Delayed ENSO impact on spring precipitation over North/Atlantic European region

Delayed impact of winter sea-surface temperature (SST) anomalies in tropical Pacific on spring precipitation over the North Atlantic/European (NAE) region is examined using both measured and modeled data for the period 1901-2002. The study utilizes Climate Research Unit (CRU) monthly precipitation dataset and also sea-level pressure dataset taken from re-analysis performed by Hadley Centre. Furthermore, ensembles of numerical simulations from three different model experiments made by SPEEDY, an AGCM of intermediate complexity were also used.
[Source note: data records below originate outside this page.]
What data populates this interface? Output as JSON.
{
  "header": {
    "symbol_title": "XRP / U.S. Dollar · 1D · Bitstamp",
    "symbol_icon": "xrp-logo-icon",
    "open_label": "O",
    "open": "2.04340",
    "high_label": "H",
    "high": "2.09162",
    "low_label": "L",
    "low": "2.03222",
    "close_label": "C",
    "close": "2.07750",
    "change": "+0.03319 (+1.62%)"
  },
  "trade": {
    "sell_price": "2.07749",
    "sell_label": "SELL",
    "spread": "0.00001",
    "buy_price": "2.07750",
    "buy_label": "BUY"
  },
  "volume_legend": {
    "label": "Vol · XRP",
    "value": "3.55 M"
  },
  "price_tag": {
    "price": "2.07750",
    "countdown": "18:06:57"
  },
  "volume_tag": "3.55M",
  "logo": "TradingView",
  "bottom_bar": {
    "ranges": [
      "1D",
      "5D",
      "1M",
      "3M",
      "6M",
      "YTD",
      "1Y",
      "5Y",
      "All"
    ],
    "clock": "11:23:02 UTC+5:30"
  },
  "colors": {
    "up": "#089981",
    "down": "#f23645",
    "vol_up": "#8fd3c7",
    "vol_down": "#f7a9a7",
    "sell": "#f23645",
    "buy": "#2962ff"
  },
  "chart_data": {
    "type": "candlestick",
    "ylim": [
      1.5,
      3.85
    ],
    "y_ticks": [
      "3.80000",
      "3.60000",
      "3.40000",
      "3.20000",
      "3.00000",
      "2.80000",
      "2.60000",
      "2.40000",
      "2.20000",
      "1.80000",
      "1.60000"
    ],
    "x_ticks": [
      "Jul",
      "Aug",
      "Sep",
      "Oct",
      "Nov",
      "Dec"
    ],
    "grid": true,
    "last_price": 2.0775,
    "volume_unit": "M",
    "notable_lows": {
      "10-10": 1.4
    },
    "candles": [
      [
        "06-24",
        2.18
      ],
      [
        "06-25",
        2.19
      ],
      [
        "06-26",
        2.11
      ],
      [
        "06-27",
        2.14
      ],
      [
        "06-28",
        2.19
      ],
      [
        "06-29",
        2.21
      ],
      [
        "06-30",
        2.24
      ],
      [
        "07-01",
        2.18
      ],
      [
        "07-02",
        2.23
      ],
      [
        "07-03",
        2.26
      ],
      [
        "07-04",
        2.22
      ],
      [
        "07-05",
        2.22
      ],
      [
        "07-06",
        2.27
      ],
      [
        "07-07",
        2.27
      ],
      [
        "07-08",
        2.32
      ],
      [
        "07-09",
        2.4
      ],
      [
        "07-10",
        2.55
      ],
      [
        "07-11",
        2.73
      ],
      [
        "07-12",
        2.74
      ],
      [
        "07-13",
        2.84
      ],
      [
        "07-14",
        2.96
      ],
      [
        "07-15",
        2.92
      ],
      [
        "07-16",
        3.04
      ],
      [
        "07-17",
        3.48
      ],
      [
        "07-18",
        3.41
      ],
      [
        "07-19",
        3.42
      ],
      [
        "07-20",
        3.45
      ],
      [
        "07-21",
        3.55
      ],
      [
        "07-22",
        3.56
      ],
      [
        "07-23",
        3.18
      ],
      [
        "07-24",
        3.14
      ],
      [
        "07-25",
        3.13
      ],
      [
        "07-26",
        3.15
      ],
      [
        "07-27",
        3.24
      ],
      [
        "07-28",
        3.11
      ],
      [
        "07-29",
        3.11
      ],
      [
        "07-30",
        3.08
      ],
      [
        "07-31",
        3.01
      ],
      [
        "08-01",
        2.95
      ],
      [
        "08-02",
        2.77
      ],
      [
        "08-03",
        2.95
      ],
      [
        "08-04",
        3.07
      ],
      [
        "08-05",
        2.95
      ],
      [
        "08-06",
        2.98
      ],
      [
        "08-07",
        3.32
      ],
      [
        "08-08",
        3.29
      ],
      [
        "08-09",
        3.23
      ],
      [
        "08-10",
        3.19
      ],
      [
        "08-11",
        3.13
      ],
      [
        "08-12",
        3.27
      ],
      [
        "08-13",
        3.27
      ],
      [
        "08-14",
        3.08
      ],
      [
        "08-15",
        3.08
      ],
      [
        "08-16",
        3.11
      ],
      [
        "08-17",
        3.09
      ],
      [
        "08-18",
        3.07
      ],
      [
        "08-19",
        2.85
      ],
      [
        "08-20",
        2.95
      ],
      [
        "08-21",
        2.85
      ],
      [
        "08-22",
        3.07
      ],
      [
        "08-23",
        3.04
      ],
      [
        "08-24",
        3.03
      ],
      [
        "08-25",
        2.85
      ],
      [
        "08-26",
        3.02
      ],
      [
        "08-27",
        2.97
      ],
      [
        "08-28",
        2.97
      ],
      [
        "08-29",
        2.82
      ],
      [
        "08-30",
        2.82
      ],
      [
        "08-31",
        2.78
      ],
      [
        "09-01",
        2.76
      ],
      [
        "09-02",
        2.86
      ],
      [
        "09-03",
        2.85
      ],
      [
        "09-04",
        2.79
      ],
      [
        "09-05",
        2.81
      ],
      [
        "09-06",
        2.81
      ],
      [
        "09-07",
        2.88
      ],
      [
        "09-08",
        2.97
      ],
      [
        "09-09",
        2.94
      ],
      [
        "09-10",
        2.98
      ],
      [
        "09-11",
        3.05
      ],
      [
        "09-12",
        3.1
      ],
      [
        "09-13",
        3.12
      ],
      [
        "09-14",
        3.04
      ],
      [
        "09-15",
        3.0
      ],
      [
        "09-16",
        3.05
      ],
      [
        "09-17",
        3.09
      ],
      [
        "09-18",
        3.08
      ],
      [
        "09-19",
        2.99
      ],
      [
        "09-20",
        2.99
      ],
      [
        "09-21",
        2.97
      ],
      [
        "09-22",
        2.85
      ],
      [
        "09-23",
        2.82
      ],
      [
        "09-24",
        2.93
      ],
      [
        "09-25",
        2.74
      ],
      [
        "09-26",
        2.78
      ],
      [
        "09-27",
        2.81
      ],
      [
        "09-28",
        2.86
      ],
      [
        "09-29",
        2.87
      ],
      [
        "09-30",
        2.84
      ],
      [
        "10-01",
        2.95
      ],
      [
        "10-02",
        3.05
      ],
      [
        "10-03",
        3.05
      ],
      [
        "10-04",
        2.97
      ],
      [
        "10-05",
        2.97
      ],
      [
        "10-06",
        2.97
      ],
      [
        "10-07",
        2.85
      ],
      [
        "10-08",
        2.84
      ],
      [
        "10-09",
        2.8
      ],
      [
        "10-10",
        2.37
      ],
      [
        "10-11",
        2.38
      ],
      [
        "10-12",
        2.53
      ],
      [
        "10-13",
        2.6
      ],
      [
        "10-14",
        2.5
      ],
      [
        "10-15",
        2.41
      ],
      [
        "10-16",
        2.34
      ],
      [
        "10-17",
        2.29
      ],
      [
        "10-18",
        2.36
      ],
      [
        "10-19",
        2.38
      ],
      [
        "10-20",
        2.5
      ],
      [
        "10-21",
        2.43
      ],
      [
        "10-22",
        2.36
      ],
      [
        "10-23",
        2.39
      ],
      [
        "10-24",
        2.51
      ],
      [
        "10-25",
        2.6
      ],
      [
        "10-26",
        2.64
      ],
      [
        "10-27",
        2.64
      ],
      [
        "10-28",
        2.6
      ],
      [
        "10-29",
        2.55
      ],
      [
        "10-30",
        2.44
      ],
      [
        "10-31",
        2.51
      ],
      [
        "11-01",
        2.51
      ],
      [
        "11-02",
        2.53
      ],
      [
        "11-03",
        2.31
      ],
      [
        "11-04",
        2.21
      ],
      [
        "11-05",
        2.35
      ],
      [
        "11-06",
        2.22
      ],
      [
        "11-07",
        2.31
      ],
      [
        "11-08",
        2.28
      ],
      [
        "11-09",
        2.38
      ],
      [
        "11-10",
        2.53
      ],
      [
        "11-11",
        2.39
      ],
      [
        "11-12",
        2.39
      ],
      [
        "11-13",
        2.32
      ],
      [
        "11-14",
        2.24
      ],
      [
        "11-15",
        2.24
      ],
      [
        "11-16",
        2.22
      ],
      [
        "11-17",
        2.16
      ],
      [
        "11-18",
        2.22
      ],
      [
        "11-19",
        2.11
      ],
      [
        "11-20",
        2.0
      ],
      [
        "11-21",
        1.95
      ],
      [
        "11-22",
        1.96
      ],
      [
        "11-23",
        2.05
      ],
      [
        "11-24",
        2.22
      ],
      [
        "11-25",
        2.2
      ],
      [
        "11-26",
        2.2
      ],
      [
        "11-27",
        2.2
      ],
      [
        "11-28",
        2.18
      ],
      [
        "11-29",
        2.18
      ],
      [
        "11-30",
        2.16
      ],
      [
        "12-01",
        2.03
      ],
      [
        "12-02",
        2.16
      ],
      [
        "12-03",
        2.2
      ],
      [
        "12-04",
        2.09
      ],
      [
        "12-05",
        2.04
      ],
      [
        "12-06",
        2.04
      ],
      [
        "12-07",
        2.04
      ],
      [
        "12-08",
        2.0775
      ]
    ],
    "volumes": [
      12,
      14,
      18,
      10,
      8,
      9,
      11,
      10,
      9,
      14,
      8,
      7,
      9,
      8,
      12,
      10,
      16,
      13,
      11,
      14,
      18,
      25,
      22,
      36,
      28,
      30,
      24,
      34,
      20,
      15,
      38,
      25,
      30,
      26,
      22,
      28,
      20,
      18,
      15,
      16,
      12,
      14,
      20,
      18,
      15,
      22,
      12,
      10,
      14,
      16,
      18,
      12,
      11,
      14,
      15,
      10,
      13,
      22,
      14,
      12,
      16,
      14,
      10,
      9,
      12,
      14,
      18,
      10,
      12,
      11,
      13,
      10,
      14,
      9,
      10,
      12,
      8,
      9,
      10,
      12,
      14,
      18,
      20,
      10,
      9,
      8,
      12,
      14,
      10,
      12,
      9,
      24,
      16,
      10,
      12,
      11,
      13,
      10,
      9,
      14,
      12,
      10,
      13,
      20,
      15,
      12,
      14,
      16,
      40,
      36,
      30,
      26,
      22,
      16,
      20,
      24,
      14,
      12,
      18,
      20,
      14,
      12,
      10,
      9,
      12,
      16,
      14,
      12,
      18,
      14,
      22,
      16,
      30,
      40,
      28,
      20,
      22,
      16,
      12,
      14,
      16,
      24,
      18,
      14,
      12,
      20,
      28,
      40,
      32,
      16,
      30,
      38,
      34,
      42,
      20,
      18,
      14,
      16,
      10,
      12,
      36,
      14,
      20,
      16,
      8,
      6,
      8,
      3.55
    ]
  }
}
The SPEEDY simulations forced with observed global SST anomalies as well as integrations performed by SPEEDY coupled with a fixed slab ocean layer in North Atlantic while forced with observed SST anomalies in tropical oceans were applied for the purpose of a more detailed examination of that relationship and to propose a possible physical mechanism of delayed ENSO impact on spring precipitation in the remote NAE region. Additional SPEEDY experiment with the slab ocean layer that has time restricted SST forcing in such a way that ENSO development is allowed only during the cold part of year is performed to distinguish delayed (indirect) and contemporaneous (direct) ENSO effect. Observational as well as modelling data shows significant time-lagged NAE precipitation response to the winter ENSO forcing. Results obtained by SPEEDY experiment with ENSO forcing restricted to the cold part of year underlie those findings. Since seasonal persistence of ENSO is excluded in that experiment, respective results reflect only time-lagged ENSO impact. The proposed physical explanation of such delayed atmospheric response includes midlatitude SST anomalies in eastern North Atlantic that are affected by tropical Pacific via so called atmospheric bridge. They further interact with the overlaying midlatitude atmosphere altering prevailing westerlies in that region and onshore moisture advection resulting in enhanced (decreased) downstream precipitation during the El Niño (La Niña) events.